A coisa se deu assim. Sempre me interessei pelo futebol de praia. Poderia encontrar na minha própria história explicação pra isso. Dias e tardes atrás de uma bola às margens do Atlântico. Tanto que na conversa que tivemos por telefone - tempos de pandemia - o homem disse também que guarda muito bem a lembrança de verões em que as peladas à beira mar pareciam não ter fim. O que teve fim foi o tempo em que o futebol de praia tinha glamour.  Em que os jornais da cidade se interessavam por ele e que, não raro, uma cena das rodadas disputadas nas tardes de sábado podiam ser vistas na primeira página convidando os interessados  a saber de outros detalhes, dos resultados. Essa foi a época dele.  

Mas o que despertou meu interesse por sua figura foi  o fato de várias vezes enquanto conversava sobre futebol de praia o nome dele sempre aparecer. Conversas cujos interlocutores nem se conheciam. Coincidências que foram me convencendo de que o homem tinha mesmo bola para, vira e mexe, ser chamado de o Pelé da Praia. Não foi difícil encontrá-lo. Luiz Francisco Peirão Rodrigues não tem ideia de quantos gols fez. Não importa. Jogava com a dez, claro. Rei é Rei. E, embora tenha vestido outras camisas, entrou para a história envergando a do Campos Melo. Time com o qual venceu o campeonato de 1973, já um tanto perto da fronteira que marcaria o final do que hoje pode ser visto como um apogeu. 

Uma época de ouro que foi da metade dos anos sessenta até a metade dos setenta. Sucesso facilmente  medido pela atração que exercia. Muitas partidas, mesmo disputadas na praia, tinham lotação esgotada. Era difícil encontrar um ponto sequer de onde desse pra ver o jogo. E se o auge do futebol de praia durou uma década o reinado de Peirão se ocupou de abrilhantar metade dela. E o fez sem ter noção do que representava, sem notar a fama.

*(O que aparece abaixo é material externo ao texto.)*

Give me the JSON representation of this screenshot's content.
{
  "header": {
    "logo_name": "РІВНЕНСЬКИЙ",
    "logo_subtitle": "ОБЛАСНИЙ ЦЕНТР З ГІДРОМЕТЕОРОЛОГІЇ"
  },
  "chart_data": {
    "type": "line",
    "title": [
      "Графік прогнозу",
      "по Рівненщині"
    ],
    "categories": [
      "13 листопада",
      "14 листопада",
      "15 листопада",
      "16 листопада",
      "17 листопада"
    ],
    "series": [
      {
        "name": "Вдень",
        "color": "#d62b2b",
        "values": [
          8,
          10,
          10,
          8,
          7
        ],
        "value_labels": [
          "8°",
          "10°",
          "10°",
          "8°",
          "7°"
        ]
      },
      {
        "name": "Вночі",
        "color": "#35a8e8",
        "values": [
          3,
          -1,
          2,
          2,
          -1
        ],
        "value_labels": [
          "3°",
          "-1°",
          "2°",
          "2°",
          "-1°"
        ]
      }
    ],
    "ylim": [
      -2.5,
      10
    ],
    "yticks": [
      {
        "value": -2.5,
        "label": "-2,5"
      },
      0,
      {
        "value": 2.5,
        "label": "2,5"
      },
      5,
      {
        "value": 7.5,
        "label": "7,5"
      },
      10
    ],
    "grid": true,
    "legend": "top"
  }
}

Só o tempo o deixou tomar ciência dela, ainda que os acontecimentos lhe dessem pistas. 

Lembrou que certa vez depois de uma partida disputada contra o Igaratá ali perto da Fonte Luminosa, no Bairro do Gonzaga, onde nasceu, foi abordado por um garoto que lhe pediu a camisa. Teve de dizer não. O o motivo era simples: só tinha aquela. O Rei da Praia usava a mesma camisa durante toda a temporada, quando não atravessa umas duas ou três com ela. Peço desculpas aos que são do métier por entrar em solo sagrado. Ao qual , se não for impedido, gostaria até de voltar semana que vem. Porque a virtude da história de Peirão, de sua fama, é provar que a beleza  sempre fica. Mesmo depois de o futebol ter virado outra coisa.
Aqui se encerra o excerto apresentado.